Der kanadische Journalist Courtemanche hat einen Roman über den Genozid in Ruanda geschrieben. Ein anspruchsvolles und schweres Thema; Courtemanche war zudem selbst Zeuge des grauenhaften Geschehens und hat viele seiner Freunde und Bekannten in dem Abschlachten verloren. Das gibt seinem Buch eine Authentizität und persönliche Betroffenheit, bei der man mit Kritik sicherlich sensibel umgehen sollte.

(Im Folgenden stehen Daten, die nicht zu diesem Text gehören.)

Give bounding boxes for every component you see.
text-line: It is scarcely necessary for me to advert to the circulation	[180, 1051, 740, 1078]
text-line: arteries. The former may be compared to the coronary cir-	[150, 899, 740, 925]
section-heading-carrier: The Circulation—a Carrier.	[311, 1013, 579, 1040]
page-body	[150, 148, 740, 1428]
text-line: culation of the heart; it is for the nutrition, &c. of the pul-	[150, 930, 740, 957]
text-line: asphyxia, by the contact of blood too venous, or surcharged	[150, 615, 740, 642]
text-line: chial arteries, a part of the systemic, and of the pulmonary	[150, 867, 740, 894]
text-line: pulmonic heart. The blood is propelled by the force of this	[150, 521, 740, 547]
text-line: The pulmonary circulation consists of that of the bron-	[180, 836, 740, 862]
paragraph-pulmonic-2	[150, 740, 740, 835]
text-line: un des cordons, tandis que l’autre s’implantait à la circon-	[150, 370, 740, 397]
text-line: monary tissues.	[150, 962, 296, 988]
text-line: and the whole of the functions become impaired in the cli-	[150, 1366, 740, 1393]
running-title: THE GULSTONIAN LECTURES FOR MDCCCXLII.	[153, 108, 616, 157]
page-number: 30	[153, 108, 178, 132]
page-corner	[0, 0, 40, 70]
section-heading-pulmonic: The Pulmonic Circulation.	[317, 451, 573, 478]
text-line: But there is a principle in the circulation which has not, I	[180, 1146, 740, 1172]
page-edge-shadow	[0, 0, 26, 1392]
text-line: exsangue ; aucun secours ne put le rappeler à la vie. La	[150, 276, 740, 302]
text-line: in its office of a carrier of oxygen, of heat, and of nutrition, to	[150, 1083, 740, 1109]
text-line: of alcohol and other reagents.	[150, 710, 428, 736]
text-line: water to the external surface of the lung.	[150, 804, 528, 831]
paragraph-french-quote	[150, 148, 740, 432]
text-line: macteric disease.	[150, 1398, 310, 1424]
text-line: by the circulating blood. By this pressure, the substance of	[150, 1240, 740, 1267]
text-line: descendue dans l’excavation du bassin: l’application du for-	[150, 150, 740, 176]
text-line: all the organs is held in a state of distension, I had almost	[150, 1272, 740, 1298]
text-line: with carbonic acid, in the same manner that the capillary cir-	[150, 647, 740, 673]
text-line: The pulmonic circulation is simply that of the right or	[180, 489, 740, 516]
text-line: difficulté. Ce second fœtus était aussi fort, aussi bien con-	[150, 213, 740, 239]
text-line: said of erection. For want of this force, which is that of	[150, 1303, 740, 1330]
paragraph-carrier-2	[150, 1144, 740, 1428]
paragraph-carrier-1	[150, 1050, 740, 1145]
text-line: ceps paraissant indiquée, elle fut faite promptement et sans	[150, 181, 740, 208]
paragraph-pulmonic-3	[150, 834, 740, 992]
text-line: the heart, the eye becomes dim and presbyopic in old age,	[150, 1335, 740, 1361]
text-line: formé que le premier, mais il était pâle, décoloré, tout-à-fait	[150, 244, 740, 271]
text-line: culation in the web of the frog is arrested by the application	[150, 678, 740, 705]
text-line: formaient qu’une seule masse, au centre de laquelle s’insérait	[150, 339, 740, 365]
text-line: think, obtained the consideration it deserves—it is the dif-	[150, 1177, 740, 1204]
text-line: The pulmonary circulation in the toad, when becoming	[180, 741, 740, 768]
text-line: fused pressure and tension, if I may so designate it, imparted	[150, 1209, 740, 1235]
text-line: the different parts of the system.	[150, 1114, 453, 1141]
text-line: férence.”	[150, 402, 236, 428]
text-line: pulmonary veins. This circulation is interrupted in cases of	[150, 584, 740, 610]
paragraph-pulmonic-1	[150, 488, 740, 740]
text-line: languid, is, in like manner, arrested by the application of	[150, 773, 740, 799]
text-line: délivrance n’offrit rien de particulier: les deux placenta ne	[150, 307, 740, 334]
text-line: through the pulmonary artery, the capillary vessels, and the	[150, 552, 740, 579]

Aber äußern muß man sie leider, denn das Buch ist ganz sicher alles andere als Weltliteratur, wie andere Leser meinten, es ist im Gegenteil ausnehmend schlecht. Die Figuren sind Abziehbilder, billige Klischees ohne jedes Eigenleben. Wenn sie sprechen, heben sie zu gestelzten Deklamationen an, über ihre Liebe zueinander, AIDS, die Art ihres bevorzugten Todes oder das Schicksal Ruandas. Zwischendrin - und das ist alle paar Seiten - geben sie sich wüsten Ausschweifungen hin, über die sie anschließend zu erneuten Deklamationen ansetzen. Leider ist der Zweck dieser Passagen für Plot, Kennzeichnung der Figuren etc. nur selten erkennbar und so gerät Courtemanche, auch wegen der ausführlichen und genauen Beschreibungen sexueller Handlungen und Gedanken, mitunter in Pornographieverdacht. Noch schlimmer: Ähnliches gilt auch für die Gewaltdarstellungen. Courtemanche setzt hier auf Schockeffekte für den Voyeur, Grauen und Schmerz dagegen kann er nicht vermitteln. Genausowenig wie eine überzeugende Psychologie seiner Hauptfiguren, die vorwiegend in einem mit vollkommener Apathie verbundenem Selbstmitleid besteht. Ich bin nicht dabei gewesen, realistischer erscheinen mir dennoch Gefühle wie Sorge, Angst, Verzweiflung, Haß, wahnhaftes Denken usw., alles Dinge, die zumindest im Holocaust zu finden waren.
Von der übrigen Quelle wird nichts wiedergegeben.